5 ans après l'adoption de la loi du 5 février 2005 par le Parlement, le débat a mis en évidence les manques et les tentatives de contournement de celle-ci.
Rappelons que ce texte devait apporter des perspectives d'amélioration dans de nombreux domaines. Aujourd'hui il apparaît de plus en plus vidé de son esprit originel.
Ainsi, le recul est manifeste en matière de ressources.
La précarité touche toujours une grande partie des personnes en situation de handicap. Le gouvernement a même accru les difficultés des personnes en situation de handicap en imposant aux bénéficiaires de l'allocation aux adultes handicapées, les dé remboursements de médicaments, la hausse du forfait hospitalier, les franchises médicales.
Dans le domaine de l'emploi, le gouvernement a concédé en décembre 2009, un délai supplémentaire de six mois aux entreprises de vingt à quarante neuf salariés qui n'étaient pas en conformité avec la loi, au lieu d'appliquer les sur-contributions financières prévues par celle-ci.
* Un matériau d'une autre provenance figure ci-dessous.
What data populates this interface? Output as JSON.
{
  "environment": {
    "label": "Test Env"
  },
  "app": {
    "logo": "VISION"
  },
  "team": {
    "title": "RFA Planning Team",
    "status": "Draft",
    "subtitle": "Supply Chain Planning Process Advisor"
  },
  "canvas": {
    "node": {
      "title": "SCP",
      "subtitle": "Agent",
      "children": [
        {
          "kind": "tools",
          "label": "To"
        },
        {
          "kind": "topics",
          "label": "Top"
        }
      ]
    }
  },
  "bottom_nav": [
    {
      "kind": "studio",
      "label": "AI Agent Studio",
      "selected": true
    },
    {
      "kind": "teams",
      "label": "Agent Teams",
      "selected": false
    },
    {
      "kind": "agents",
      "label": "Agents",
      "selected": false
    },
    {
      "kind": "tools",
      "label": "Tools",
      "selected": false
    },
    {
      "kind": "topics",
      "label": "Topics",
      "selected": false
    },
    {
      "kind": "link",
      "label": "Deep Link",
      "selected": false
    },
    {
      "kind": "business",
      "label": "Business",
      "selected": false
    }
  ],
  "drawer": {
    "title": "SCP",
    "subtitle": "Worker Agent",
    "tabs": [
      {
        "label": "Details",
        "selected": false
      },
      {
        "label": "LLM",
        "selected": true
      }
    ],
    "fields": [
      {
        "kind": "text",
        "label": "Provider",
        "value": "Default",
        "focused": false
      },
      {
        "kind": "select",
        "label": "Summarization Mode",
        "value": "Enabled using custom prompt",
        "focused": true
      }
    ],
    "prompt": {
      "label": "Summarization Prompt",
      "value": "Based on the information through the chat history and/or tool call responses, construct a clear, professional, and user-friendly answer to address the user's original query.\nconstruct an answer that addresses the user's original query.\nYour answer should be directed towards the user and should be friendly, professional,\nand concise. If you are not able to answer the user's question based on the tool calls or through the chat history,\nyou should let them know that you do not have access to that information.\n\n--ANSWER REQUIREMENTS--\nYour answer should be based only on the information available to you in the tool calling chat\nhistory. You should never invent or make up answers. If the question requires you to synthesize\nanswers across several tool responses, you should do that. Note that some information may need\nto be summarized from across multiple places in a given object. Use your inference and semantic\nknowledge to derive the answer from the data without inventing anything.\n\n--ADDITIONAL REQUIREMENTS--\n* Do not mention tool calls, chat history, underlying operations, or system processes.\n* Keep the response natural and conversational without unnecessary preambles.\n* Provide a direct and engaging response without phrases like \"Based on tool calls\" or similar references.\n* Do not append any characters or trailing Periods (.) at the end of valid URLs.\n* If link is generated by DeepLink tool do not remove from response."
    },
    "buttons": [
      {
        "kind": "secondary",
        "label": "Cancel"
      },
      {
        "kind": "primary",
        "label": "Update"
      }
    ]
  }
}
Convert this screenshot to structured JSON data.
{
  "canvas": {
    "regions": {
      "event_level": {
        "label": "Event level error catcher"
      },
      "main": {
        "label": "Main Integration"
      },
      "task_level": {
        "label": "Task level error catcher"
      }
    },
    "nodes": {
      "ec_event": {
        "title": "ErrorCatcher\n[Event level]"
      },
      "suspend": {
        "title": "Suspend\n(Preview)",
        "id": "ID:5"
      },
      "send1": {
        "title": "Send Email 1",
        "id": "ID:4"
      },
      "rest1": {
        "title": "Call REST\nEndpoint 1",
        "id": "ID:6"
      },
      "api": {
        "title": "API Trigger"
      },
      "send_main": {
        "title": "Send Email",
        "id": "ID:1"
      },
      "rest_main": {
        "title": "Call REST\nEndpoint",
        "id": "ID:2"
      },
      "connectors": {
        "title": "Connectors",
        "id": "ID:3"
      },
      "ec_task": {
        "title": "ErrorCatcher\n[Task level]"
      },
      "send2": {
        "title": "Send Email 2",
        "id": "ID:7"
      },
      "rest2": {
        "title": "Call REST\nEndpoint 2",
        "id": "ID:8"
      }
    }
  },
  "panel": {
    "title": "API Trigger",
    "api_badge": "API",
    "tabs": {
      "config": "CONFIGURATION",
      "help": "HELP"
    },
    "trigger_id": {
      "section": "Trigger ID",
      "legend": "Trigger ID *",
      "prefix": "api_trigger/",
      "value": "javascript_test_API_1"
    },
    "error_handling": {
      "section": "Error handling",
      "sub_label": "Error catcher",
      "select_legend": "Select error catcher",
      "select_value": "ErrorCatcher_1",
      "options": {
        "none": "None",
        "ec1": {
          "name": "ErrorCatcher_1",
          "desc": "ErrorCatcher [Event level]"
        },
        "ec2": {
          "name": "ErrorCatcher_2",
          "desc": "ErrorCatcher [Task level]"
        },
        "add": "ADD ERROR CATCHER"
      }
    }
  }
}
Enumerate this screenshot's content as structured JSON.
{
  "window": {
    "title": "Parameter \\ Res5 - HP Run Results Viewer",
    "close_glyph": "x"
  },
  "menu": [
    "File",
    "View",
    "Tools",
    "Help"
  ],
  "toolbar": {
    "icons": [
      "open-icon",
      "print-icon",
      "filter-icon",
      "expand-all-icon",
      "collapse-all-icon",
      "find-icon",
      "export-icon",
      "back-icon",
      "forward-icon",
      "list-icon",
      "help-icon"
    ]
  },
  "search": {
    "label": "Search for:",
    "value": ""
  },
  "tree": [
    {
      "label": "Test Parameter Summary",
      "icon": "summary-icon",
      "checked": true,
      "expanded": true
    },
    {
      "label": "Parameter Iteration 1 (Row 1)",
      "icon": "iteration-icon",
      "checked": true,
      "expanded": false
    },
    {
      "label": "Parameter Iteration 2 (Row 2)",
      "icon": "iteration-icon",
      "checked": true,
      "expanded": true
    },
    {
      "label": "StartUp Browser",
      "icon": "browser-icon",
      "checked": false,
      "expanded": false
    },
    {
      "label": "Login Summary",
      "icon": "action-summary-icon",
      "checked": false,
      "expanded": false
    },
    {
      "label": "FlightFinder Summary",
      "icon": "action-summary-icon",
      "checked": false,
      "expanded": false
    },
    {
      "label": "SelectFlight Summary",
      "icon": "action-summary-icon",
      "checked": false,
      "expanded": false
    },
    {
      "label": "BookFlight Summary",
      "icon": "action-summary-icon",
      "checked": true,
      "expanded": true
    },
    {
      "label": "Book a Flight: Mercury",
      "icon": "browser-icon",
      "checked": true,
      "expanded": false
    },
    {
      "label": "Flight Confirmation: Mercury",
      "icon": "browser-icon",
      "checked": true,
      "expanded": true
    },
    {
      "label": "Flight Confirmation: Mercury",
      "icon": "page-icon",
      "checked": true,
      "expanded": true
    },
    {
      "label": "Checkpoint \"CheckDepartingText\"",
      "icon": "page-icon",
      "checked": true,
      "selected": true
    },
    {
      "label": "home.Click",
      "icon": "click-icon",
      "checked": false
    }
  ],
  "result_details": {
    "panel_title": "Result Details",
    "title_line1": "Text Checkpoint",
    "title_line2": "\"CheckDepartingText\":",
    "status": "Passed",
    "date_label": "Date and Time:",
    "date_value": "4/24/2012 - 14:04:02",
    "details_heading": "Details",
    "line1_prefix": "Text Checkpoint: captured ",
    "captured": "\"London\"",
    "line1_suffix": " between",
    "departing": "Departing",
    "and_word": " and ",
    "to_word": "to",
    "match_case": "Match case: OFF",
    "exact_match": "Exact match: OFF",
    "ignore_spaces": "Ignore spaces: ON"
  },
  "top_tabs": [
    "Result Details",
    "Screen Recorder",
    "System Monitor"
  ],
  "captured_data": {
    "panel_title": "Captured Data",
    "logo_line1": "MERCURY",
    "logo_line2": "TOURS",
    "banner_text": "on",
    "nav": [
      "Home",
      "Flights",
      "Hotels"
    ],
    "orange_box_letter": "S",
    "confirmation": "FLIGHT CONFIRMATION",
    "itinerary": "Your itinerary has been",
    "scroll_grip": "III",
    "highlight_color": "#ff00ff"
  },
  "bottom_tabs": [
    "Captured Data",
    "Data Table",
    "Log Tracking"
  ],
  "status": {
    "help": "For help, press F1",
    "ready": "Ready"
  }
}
Le bilan n'est pas meilleur pour la question de l'accessibilité. La loi de finances rectificative pour 2009 a instauré des dérogations pour la construction de bâtiments neufs, remettant directement en cause le principe d'accessibilité. Le Conseil constitutionnel, a heureusement censuré l'article en cause.
Dans le domaine des transports, les collectivités territoriales sont face à des difficultés de financement et de non compensation par l'État.
Le désengagement de l'État est tout aussi présent dans le domaine de la scolarisation des enfants en situation de handicap. Insidieusement, nous assistons à une remise en cause des dispositions de la loi du 11 février 2005, qui visent à confier à l'éducation nationale la gestion des auxiliaires de vie scolaire, ou AVS. Nous nous sommes mobilisés avec l'ensemble des acteurs pour le maintien des AVS. Nous continuerons d'exiger que l'éducation nationale soit confortée dans son rôle de gestionnaire et de formateur de ces dernières. Nous voulons que leur statut soit assuré dans l'intérêt des enfants à bénéficier d'une scolarité continue.
Nous avons rappelé notre attachement à ce que la question du cinquième risque soit enfin abordée, afin qu'une réforme ambitieuse soit mise en place. L'asphyxie financière des MDPH, le dossier sensible des retraites pour les personnes en situation de handicap exigent que s'ouvre un débat dans les meilleurs délais.